La prise en charge psycho-médico-sociale fait l’objet de prescriptions relativement détaillées dans les normes d’exécution cantonales ; chaque établissement étant libre de décider, concrètement, des modalités de sa mise en oeuvre. Des nuances dans l’application locale de ce concept d’exécution peuvent donc être constatées. Dans les grandes lignes toutefois, il repose sur plusieurs piliers, à savoir : les soins, la sociabilité, la spiritualité, les contacts avec l’extérieur et le travail.

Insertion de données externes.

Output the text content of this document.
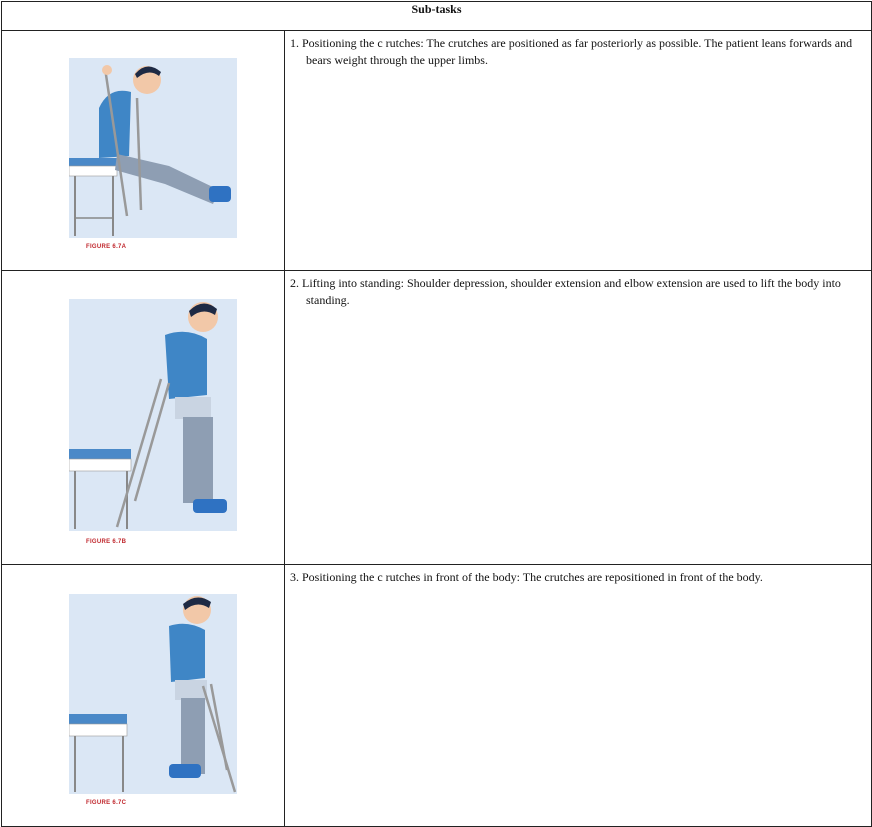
Sub-tasks	

FIGURE 6.7A	1. Positioning the c rutches: The crutches are positioned as far posteriorly as possible. The patient leans forwards and bears weight through the upper limbs.

FIGURE 6.7B	2. Lifting into standing: Shoulder depression, shoulder extension and elbow extension are used to lift the body into standing.

FIGURE 6.7C	3. Positioning the c rutches in front of the body: The crutches are repositioned in front of the body.
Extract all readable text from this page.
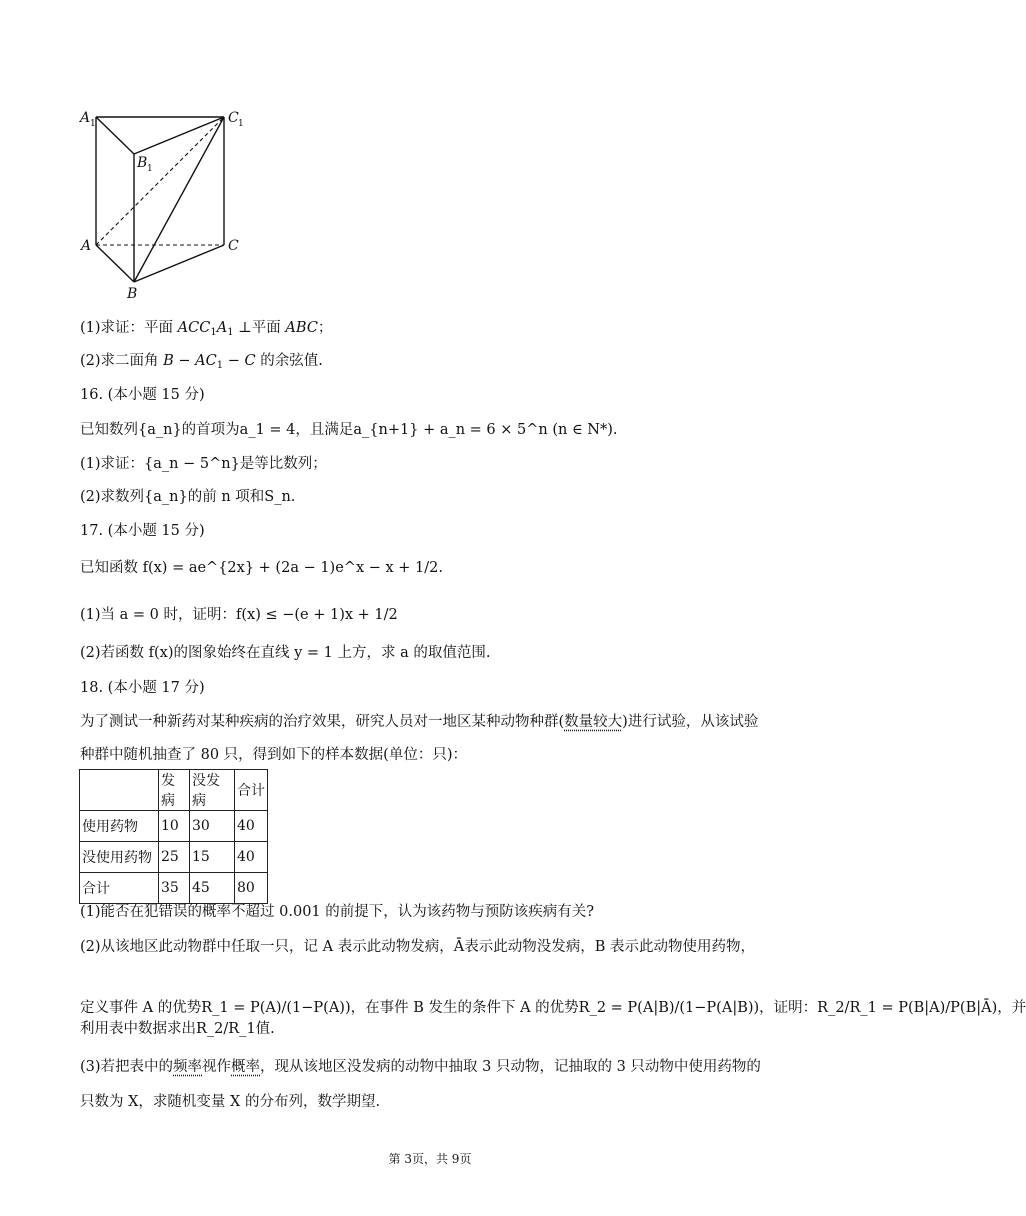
A 1	C 1
B 1
A	C
B
(1)求证：平面 $ACC_1A_1$ ⊥平面 ABC；
(2)求二面角 $B - AC_1 - C$ 的余弦值.
16. (本小题 15 分)
已知数列{a_n}的首项为a_1 = 4，且满足a_{n+1} + a_n = 6 × 5^n (n ∈ N*).
(1)求证：{a_n − 5^n}是等比数列；
(2)求数列{a_n}的前 n 项和S_n.
17. (本小题 15 分)
已知函数 f(x) = ae^{2x} + (2a − 1)e^x − x + 1/2.
(1)当 a = 0 时，证明：f(x) ≤ −(e + 1)x + 1/2
(2)若函数 f(x)的图象始终在直线 y = 1 上方，求 a 的取值范围.
18. (本小题 17 分)
为了测试一种新药对某种疾病的治疗效果，研究人员对一地区某种动物种群(数量较大)进行试验，从该试验
种群中随机抽查了 80 只，得到如下的样本数据(单位：只)：
	发病	没发病	合计
使用药物	10	30	40
没使用药物	25	15	40
合计	35	45	80
(1)能否在犯错误的概率不超过 0.001 的前提下，认为该药物与预防该疾病有关?
(2)从该地区此动物群中任取一只，记 A 表示此动物发病，Ā表示此动物没发病，B 表示此动物使用药物，
定义事件 A 的优势R_1 = P(A)/(1−P(A))，在事件 B 发生的条件下 A 的优势R_2 = P(A|B)/(1−P(A|B))，证明：R_2/R_1 = P(B|A)/P(B|Ā)，并
利用表中数据求出R_2/R_1值.
(3)若把表中的频率视作概率，现从该地区没发病的动物中抽取 3 只动物，记抽取的 3 只动物中使用药物的
只数为 X，求随机变量 X 的分布列，数学期望.
第 3页，共 9页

L’encadrement médical, requis par le détenu et/ou ordonné par un tribunal, est assumé par des spécialistes en médecine somatique et en psychiatrie. Les premiers, en particulier, sont censés œuvrer également dans le domaine de la prévention sanitaire et favoriser chez les détenus une conscience quant à l’importance de leur bien-être physique et de leur hygiène. Les exercices physiques et « les promenades » y concourent, raison pour laquelle des heures du temps carcéral leur sont expressément consacrées. L’offre psycho-sociale est généralement assurée par des travailleurs sociaux493 et/ou des psychologues. Il leur appartient en particulier d’assister et d’encadrer les détenus dans toutes leurs démarches destinées à la préparation de leur retour à la vie libre et de favoriser le maintien de leurs contacts avec l’extérieur. Il leur revient en outre d’organiser des activités socioculturelles et sportives qui pourront réunir détenus et autres membres du personnel, voire même des tiers venus de l’extérieur (par exemple à l’occasion d’une partie de football ou d’un concert). Ils sont chargés enfin, dans certains établissements, de mettre en œuvre l’animation pédagogique (cours de langue, d’informatique, d’alphabétisation, bibliothèque, ateliers cuisine, cinéma, etc.). Quant à l’assistance spirituelle, elle relève d’un homme de foi. Les différentes confessions des détenus sont prises en considération. Il n’est donc pas rare de voir tour à tour mobilisés un ecclésiastique, un imam et un rabbin, par exemple. Des services religieux sont également prévus dans chaque établissement. Les contacts avec l’extérieur, et en particulier avec la famille de la personne incarcérée, doivent en outre être privilégiés. Ils s’établissement via les visites, la correspondance494, les congés et les autres autorisations de sortie octroyées à l’occasion d’événements spéciaux495. Ces différentes modalités de contact avec le monde extérieur sont néanmoins subordonnées au respect de certaines conditions liées à la sécurité496. Elles peuvent dès lors faire l’objet de restrictions qui sont aussi généralement précisées dans les directives internes des établissements. Le lien avec la vie libre est enfin aussi maintenu par l’accès à la presse écrite et aux médias, radiophoniques et audiovisuels.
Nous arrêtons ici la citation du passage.